We can eat and pray and love, right here, in the life we are living, in the story we are writing off the page, too. We can find wholeness and love, wellness and truth without a single plane ride. We can write a story of big verbs like forgiving and giving and sacrificing and loving and fighting and then the big nouns like family and marriage and intimacy and justice and mercy and faithfulness and joy.

Sarah blogs at Emerging Mummy about the intersections of a spirit-filled life.

9 Responses to I’ll eat, pray, love right here
  1. melissa aka equidae
    September 10, 2010 | 2:34 pm

    Its a wonderful post and one with which i totally agree. I admit I haven’t read the book yet but I had my share of travelling and yes apart for our honeymoon everything else seemed something was missing. Now at home with my son life is much more complete 🙂

  2. Patricia
    September 11, 2010 | 1:22 am

    I can’t comment on the book or the movie because I haven’t bothered to see or read it.

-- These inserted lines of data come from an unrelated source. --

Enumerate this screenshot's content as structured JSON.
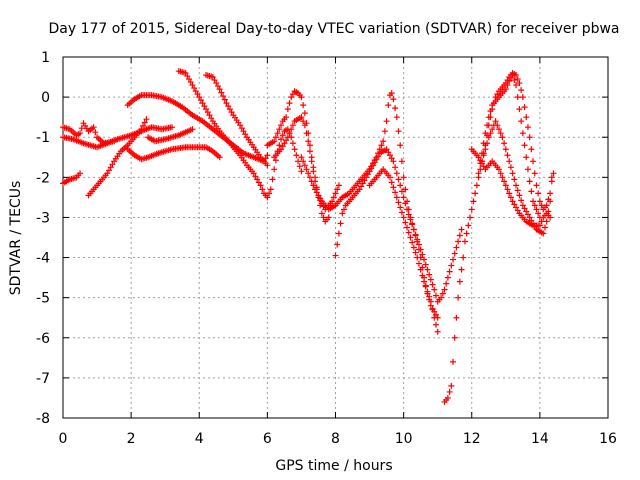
{
  "chart_data": {
    "type": "scatter",
    "title": "Day 177 of 2015, Sidereal Day-to-day VTEC variation (SDTVAR) for receiver pbwa",
    "xlabel": "GPS time / hours",
    "ylabel": "SDTVAR / TECUs",
    "xlim": [
      0,
      16
    ],
    "ylim": [
      -8,
      1
    ],
    "xticks": [
      "0",
      "2",
      "4",
      "6",
      "8",
      "10",
      "12",
      "14",
      "16"
    ],
    "yticks": [
      "1",
      "0",
      "-1",
      "-2",
      "-3",
      "-4",
      "-5",
      "-6",
      "-7",
      "-8"
    ],
    "grid": true,
    "marker": "+",
    "color": "#ff0000",
    "tracks": [
      [
        [
          0.0,
          -1.0
        ],
        [
          0.3,
          -1.05
        ],
        [
          0.6,
          -1.15
        ],
        [
          1.0,
          -1.25
        ],
        [
          1.3,
          -1.15
        ],
        [
          1.6,
          -1.05
        ],
        [
          2.0,
          -0.95
        ],
        [
          2.3,
          -0.85
        ],
        [
          2.6,
          -0.75
        ],
        [
          2.9,
          -0.8
        ],
        [
          3.2,
          -0.75
        ]
      ],
      [
        [
          0.0,
          -0.75
        ],
        [
          0.2,
          -0.8
        ],
        [
          0.4,
          -0.95
        ],
        [
          0.5,
          -0.9
        ],
        [
          0.6,
          -0.65
        ],
        [
          0.75,
          -0.85
        ],
        [
          0.9,
          -0.75
        ],
        [
          1.0,
          -1.0
        ],
        [
          1.2,
          -1.15
        ],
        [
          1.5,
          -1.1
        ]
      ],
      [
        [
          0.0,
          -2.15
        ],
        [
          0.2,
          -2.05
        ],
        [
          0.4,
          -2.0
        ],
        [
          0.5,
          -1.9
        ]
      ],
      [
        [
          0.75,
          -2.45
        ],
        [
          0.9,
          -2.3
        ],
        [
          1.1,
          -2.1
        ],
        [
          1.3,
          -1.9
        ],
        [
          1.5,
          -1.6
        ],
        [
          1.7,
          -1.35
        ],
        [
          1.9,
          -1.2
        ],
        [
          2.1,
          -1.0
        ],
        [
          2.3,
          -0.8
        ],
        [
          2.45,
          -0.55
        ],
        [
          2.5,
          -1.0
        ],
        [
          2.7,
          -1.1
        ],
        [
          3.0,
          -1.05
        ],
        [
          3.4,
          -0.95
        ],
        [
          3.8,
          -0.8
        ]
      ],
      [
        [
          1.9,
          -1.3
        ],
        [
          2.1,
          -1.45
        ],
        [
          2.3,
          -1.55
        ],
        [
          2.5,
          -1.5
        ],
        [
          2.8,
          -1.4
        ],
        [
          3.2,
          -1.3
        ],
        [
          3.6,
          -1.25
        ],
        [
          4.0,
          -1.25
        ],
        [
          4.2,
          -1.25
        ],
        [
          4.4,
          -1.35
        ],
        [
          4.6,
          -1.5
        ]
      ],
      [
        [
          1.9,
          -0.2
        ],
        [
          2.1,
          -0.05
        ],
        [
          2.3,
          0.05
        ],
        [
          2.6,
          0.05
        ],
        [
          2.9,
          0.0
        ],
        [
          3.2,
          -0.1
        ],
        [
          3.5,
          -0.25
        ],
        [
          3.8,
          -0.45
        ],
        [
          4.1,
          -0.6
        ],
        [
          4.4,
          -0.8
        ],
        [
          4.7,
          -1.0
        ],
        [
          5.0,
          -1.2
        ],
        [
          5.3,
          -1.4
        ],
        [
          5.6,
          -1.5
        ],
        [
          5.9,
          -1.6
        ],
        [
          6.0,
          -1.45
        ]
      ],
      [
        [
          3.4,
          0.65
        ],
        [
          3.6,
          0.6
        ],
        [
          3.8,
          0.3
        ],
        [
          4.0,
          0.0
        ],
        [
          4.2,
          -0.3
        ],
        [
          4.4,
          -0.6
        ],
        [
          4.6,
          -0.85
        ],
        [
          4.8,
          -1.05
        ],
        [
          5.0,
          -1.25
        ],
        [
          5.2,
          -1.45
        ],
        [
          5.4,
          -1.7
        ],
        [
          5.6,
          -1.9
        ],
        [
          5.8,
          -2.2
        ],
        [
          5.9,
          -2.4
        ],
        [
          6.0,
          -2.5
        ],
        [
          6.1,
          -2.3
        ],
        [
          6.2,
          -1.8
        ],
        [
          6.3,
          -1.35
        ],
        [
          6.4,
          -1.05
        ],
        [
          6.5,
          -0.85
        ],
        [
          6.6,
          -0.8
        ],
        [
          6.7,
          -1.0
        ],
        [
          6.8,
          -1.3
        ],
        [
          6.9,
          -1.6
        ],
        [
          7.0,
          -1.85
        ]
      ],
      [
        [
          4.2,
          0.55
        ],
        [
          4.4,
          0.5
        ],
        [
          4.6,
          0.2
        ],
        [
          4.8,
          -0.15
        ],
        [
          5.0,
          -0.45
        ],
        [
          5.2,
          -0.7
        ],
        [
          5.4,
          -1.0
        ],
        [
          5.6,
          -1.25
        ],
        [
          5.8,
          -1.5
        ],
        [
          6.0,
          -1.7
        ]
      ],
      [
        [
          6.0,
          -1.2
        ],
        [
          6.2,
          -1.1
        ],
        [
          6.35,
          -0.8
        ],
        [
          6.45,
          -0.6
        ],
        [
          6.55,
          -0.5
        ],
        [
          6.6,
          -0.3
        ],
        [
          6.7,
          0.0
        ],
        [
          6.8,
          0.15
        ],
        [
          6.9,
          0.1
        ],
        [
          7.0,
          0.0
        ],
        [
          7.1,
          -0.4
        ],
        [
          7.2,
          -0.9
        ],
        [
          7.3,
          -1.5
        ],
        [
          7.4,
          -2.0
        ],
        [
          7.5,
          -2.5
        ],
        [
          7.6,
          -2.9
        ],
        [
          7.7,
          -3.1
        ],
        [
          7.8,
          -3.0
        ]
      ],
      [
        [
          6.2,
          -1.5
        ],
        [
          6.4,
          -1.3
        ],
        [
          6.6,
          -1.0
        ],
        [
          6.8,
          -0.6
        ],
        [
          7.0,
          -0.5
        ],
        [
          7.1,
          -0.7
        ],
        [
          7.2,
          -1.1
        ],
        [
          7.3,
          -1.6
        ],
        [
          7.4,
          -2.1
        ],
        [
          7.5,
          -2.5
        ],
        [
          7.7,
          -2.8
        ],
        [
          7.9,
          -2.6
        ],
        [
          8.0,
          -2.4
        ],
        [
          8.1,
          -2.2
        ]
      ],
      [
        [
          7.0,
          -1.5
        ],
        [
          7.2,
          -1.9
        ],
        [
          7.4,
          -2.3
        ],
        [
          7.6,
          -2.6
        ],
        [
          7.8,
          -2.8
        ],
        [
          8.0,
          -2.7
        ],
        [
          8.2,
          -2.5
        ],
        [
          8.4,
          -2.4
        ],
        [
          8.6,
          -2.2
        ],
        [
          8.8,
          -2.0
        ],
        [
          9.0,
          -1.8
        ],
        [
          9.2,
          -1.5
        ],
        [
          9.4,
          -1.1
        ],
        [
          9.5,
          -0.6
        ],
        [
          9.55,
          -0.2
        ],
        [
          9.6,
          0.05
        ],
        [
          9.65,
          0.1
        ],
        [
          9.7,
          -0.05
        ],
        [
          9.8,
          -0.5
        ],
        [
          9.9,
          -1.2
        ],
        [
          10.0,
          -2.0
        ],
        [
          10.1,
          -2.6
        ],
        [
          10.2,
          -3.0
        ],
        [
          10.3,
          -3.3
        ],
        [
          10.4,
          -3.6
        ],
        [
          10.5,
          -4.0
        ],
        [
          10.6,
          -4.5
        ],
        [
          10.7,
          -4.9
        ],
        [
          10.8,
          -5.2
        ],
        [
          10.9,
          -5.35
        ],
        [
          11.0,
          -5.5
        ]
      ],
      [
        [
          8.0,
          -3.95
        ],
        [
          8.1,
          -3.4
        ],
        [
          8.2,
          -2.9
        ],
        [
          8.3,
          -2.7
        ],
        [
          8.5,
          -2.5
        ],
        [
          8.7,
          -2.3
        ],
        [
          8.9,
          -2.0
        ],
        [
          9.1,
          -1.7
        ],
        [
          9.3,
          -1.4
        ],
        [
          9.5,
          -1.3
        ],
        [
          9.7,
          -1.6
        ],
        [
          9.9,
          -2.2
        ],
        [
          10.1,
          -2.8
        ],
        [
          10.3,
          -3.3
        ],
        [
          10.5,
          -3.8
        ],
        [
          10.7,
          -4.3
        ],
        [
          10.9,
          -4.8
        ],
        [
          11.0,
          -5.1
        ],
        [
          11.1,
          -5.0
        ],
        [
          11.2,
          -4.8
        ],
        [
          11.3,
          -4.5
        ],
        [
          11.4,
          -4.2
        ],
        [
          11.5,
          -3.9
        ],
        [
          11.6,
          -3.6
        ],
        [
          11.7,
          -3.3
        ]
      ],
      [
        [
          9.0,
          -2.2
        ],
        [
          9.2,
          -2.0
        ],
        [
          9.4,
          -1.8
        ],
        [
          9.6,
          -2.0
        ],
        [
          9.8,
          -2.5
        ],
        [
          10.0,
          -3.0
        ],
        [
          10.2,
          -3.5
        ],
        [
          10.4,
          -4.0
        ],
        [
          10.6,
          -4.6
        ],
        [
          10.8,
          -5.1
        ],
        [
          10.9,
          -5.5
        ],
        [
          11.0,
          -5.85
        ]
      ],
      [
        [
          11.2,
          -7.6
        ],
        [
          11.3,
          -7.5
        ],
        [
          11.4,
          -7.2
        ],
        [
          11.45,
          -6.6
        ],
        [
          11.5,
          -6.0
        ],
        [
          11.55,
          -5.5
        ],
        [
          11.6,
          -5.0
        ],
        [
          11.65,
          -4.6
        ],
        [
          11.7,
          -4.3
        ],
        [
          11.75,
          -4.0
        ],
        [
          11.8,
          -3.6
        ],
        [
          11.9,
          -3.2
        ],
        [
          12.0,
          -2.8
        ],
        [
          12.1,
          -2.4
        ],
        [
          12.2,
          -2.0
        ],
        [
          12.3,
          -1.6
        ],
        [
          12.4,
          -1.2
        ],
        [
          12.5,
          -0.7
        ],
        [
          12.6,
          -0.3
        ],
        [
          12.7,
          0.0
        ],
        [
          12.8,
          0.15
        ],
        [
          12.9,
          0.25
        ],
        [
          13.0,
          0.35
        ],
        [
          13.1,
          0.5
        ],
        [
          13.2,
          0.6
        ],
        [
          13.3,
          0.55
        ],
        [
          13.4,
          0.35
        ],
        [
          13.5,
          0.0
        ],
        [
          13.6,
          -0.5
        ],
        [
          13.7,
          -1.0
        ],
        [
          13.8,
          -1.6
        ],
        [
          13.9,
          -2.2
        ],
        [
          14.0,
          -2.6
        ],
        [
          14.1,
          -2.8
        ],
        [
          14.2,
          -2.7
        ],
        [
          14.3,
          -2.4
        ],
        [
          14.35,
          -2.0
        ]
      ],
      [
        [
          12.0,
          -1.3
        ],
        [
          12.2,
          -1.5
        ],
        [
          12.4,
          -1.8
        ],
        [
          12.6,
          -1.6
        ],
        [
          12.8,
          -1.8
        ],
        [
          13.0,
          -2.2
        ],
        [
          13.2,
          -2.6
        ],
        [
          13.4,
          -2.9
        ],
        [
          13.6,
          -3.1
        ],
        [
          13.8,
          -3.2
        ],
        [
          14.0,
          -3.2
        ],
        [
          14.1,
          -3.0
        ],
        [
          14.2,
          -2.9
        ],
        [
          14.3,
          -3.0
        ]
      ],
      [
        [
          12.2,
          -1.9
        ],
        [
          12.3,
          -1.4
        ],
        [
          12.4,
          -0.9
        ],
        [
          12.5,
          -0.5
        ],
        [
          12.6,
          -0.2
        ],
        [
          12.8,
          0.0
        ],
        [
          13.0,
          0.2
        ],
        [
          13.1,
          0.4
        ],
        [
          13.2,
          0.55
        ],
        [
          13.3,
          0.3
        ],
        [
          13.4,
          -0.3
        ],
        [
          13.5,
          -0.9
        ],
        [
          13.6,
          -1.5
        ],
        [
          13.7,
          -2.1
        ],
        [
          13.8,
          -2.6
        ],
        [
          13.9,
          -2.8
        ],
        [
          14.0,
          -3.0
        ]
      ],
      [
        [
          12.3,
          -1.6
        ],
        [
          12.5,
          -1.0
        ],
        [
          12.7,
          -0.6
        ],
        [
          12.9,
          -1.0
        ],
        [
          13.1,
          -1.6
        ],
        [
          13.3,
          -2.2
        ],
        [
          13.5,
          -2.7
        ],
        [
          13.7,
          -3.0
        ],
        [
          13.9,
          -3.3
        ],
        [
          14.1,
          -3.4
        ],
        [
          14.2,
          -3.1
        ],
        [
          14.3,
          -2.6
        ],
        [
          14.35,
          -2.1
        ],
        [
          14.4,
          -1.9
        ]
      ]
    ]
  }
}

Anyone setting out to travel a year to find themselves who already has a book contract about her upcoming adventures under her belt, makes me believe that the book is grossly contrived and in no way an honest representation of a solo extended journey of self……blah no thanks.

  3. suzannah {so much shouting, so much laughter}
    September 11, 2010 | 3:52 pm

    sarah, i love this essay and your take on marriage, especially.

    i had mixed feelings reading the book. her story was interesting for sure, but i’d never read a memoir by a less appealing narrator. i’m glad she found herself, but i never found her to be admirable or even likeable.

    to ordinary, outwardly-focused lives lived simply, appreciatively, and well.

  4. Stephanie
    September 14, 2010 | 10:32 am

    This post is better than the book! Thanks! Loved it!!!

  5. Jenny
    September 22, 2010 | 11:40 pm

    I agree with the previous comments…this post IS better than the book. I read the book and watched the movie, and the whole time I did both, I couldn’t help but think, “Can we say ‘selfish’?” Her entire being came across as utterly selfish and self-indulgent.

    I love the way you take an otherwise very ordinary and unassuming life and make it…beautiful. That’s where fulfillment comes from – finding the beauty and the joy in where we are and who we are.